1. 【働き盛り世代の貯蓄】40歳代・50歳代はどれくらい貯蓄がある?
働き盛り世代の40歳代・50歳代の方は、どの程度の貯蓄を保有しているのでしょうか。
ここでは、金融経済教育推進機構の「家計の金融行動に関する世論調査 2025年」から、40歳代・50歳代の二人以上世帯の貯蓄状況をご紹介します。
1.1 40歳代・二人以上世帯の貯蓄状況
二人以上世帯のうち、世帯主が40歳代の世帯の貯蓄状況は以下の通りです。
- 金融資産非保有:18.8%
- 100万円未満:10.0%
- 100万〜200万円未満:6.2%
- 200万〜300万円未満:5.1%
- 300万〜400万円未満:4.4%
- 400万〜500万円未満:2.6%
- 500万〜700万円未満:7.3%
- 700万〜1000万円未満:6.1%
- 1000万〜1500万円未満:9.7%
- 1500万〜2000万円未満:6.5%
- 2000万〜3000万円未満:8.2%
- 3000万円以上:13.1%
- 無回答:2.1%
- 平均:1486万円
- 中央値:500万円
平均貯蓄額は1486万円と多いものの、中央値で見ると500万円となっています。
多額の資産を保有する一部の層が平均値を引き上げていますが、より実態に近いとされる中央値とは乖離しています。

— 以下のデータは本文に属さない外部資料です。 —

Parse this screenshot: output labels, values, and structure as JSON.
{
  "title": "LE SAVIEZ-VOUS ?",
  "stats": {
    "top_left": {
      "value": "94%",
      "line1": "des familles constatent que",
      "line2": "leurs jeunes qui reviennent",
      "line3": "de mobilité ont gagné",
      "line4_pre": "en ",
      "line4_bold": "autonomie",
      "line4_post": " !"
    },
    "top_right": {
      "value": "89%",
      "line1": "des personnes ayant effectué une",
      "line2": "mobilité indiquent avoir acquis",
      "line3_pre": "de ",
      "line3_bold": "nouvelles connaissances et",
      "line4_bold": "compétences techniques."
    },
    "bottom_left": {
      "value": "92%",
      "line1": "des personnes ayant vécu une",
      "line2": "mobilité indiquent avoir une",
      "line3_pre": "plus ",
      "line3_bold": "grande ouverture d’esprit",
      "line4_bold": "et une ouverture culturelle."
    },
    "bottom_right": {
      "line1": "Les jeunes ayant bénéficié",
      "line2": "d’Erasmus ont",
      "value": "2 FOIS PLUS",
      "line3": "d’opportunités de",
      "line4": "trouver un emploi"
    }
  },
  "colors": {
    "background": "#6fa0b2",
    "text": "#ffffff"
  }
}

実際、3000万円以上の貯蓄を保有する世帯が13.1%である一方、金融資産を保有していない世帯が18.8%です。
十分な貯蓄がある層とほとんど貯蓄ができていない層に二極化していることが分かります。
1.2 50歳代・二人以上世帯の貯蓄状況
二人以上世帯のうち、世帯主が50歳代の世帯の貯蓄状況は以下の通りです。
- 金融資産非保有:18.2%
- 100万円未満:6.5%
- 100万〜200万円未満:6.4%
- 200万〜300万円未満:4.1%
- 300万〜400万円未満:3.5%
- 400万〜500万円未満:2.2%
- 500万〜700万円未満:6.7%
- 700万〜1000万円未満:7.7%
- 1000万〜1500万円未満:9.3%
- 1500万〜2000万円未満:6.1%
- 2000万〜3000万円未満:8.1%
- 3000万円以上:18.8%
- 無回答:2.2%
- 平均:1908万円
- 中央値:700万円
50歳代の場合も平均値と中央値に乖離が生じています。
3000万円以上の貯蓄を保有する世帯が2割弱である一方、金融資産を保有していない世帯も同様に2割弱となっています。
50歳代は退職を間近に控えた世代ですが、十分に貯蓄できていない世帯も少なくないようです。
こうした実態を踏まえた上で、老後を迎える前にしっかりと貯蓄を準備しておくことが大切です。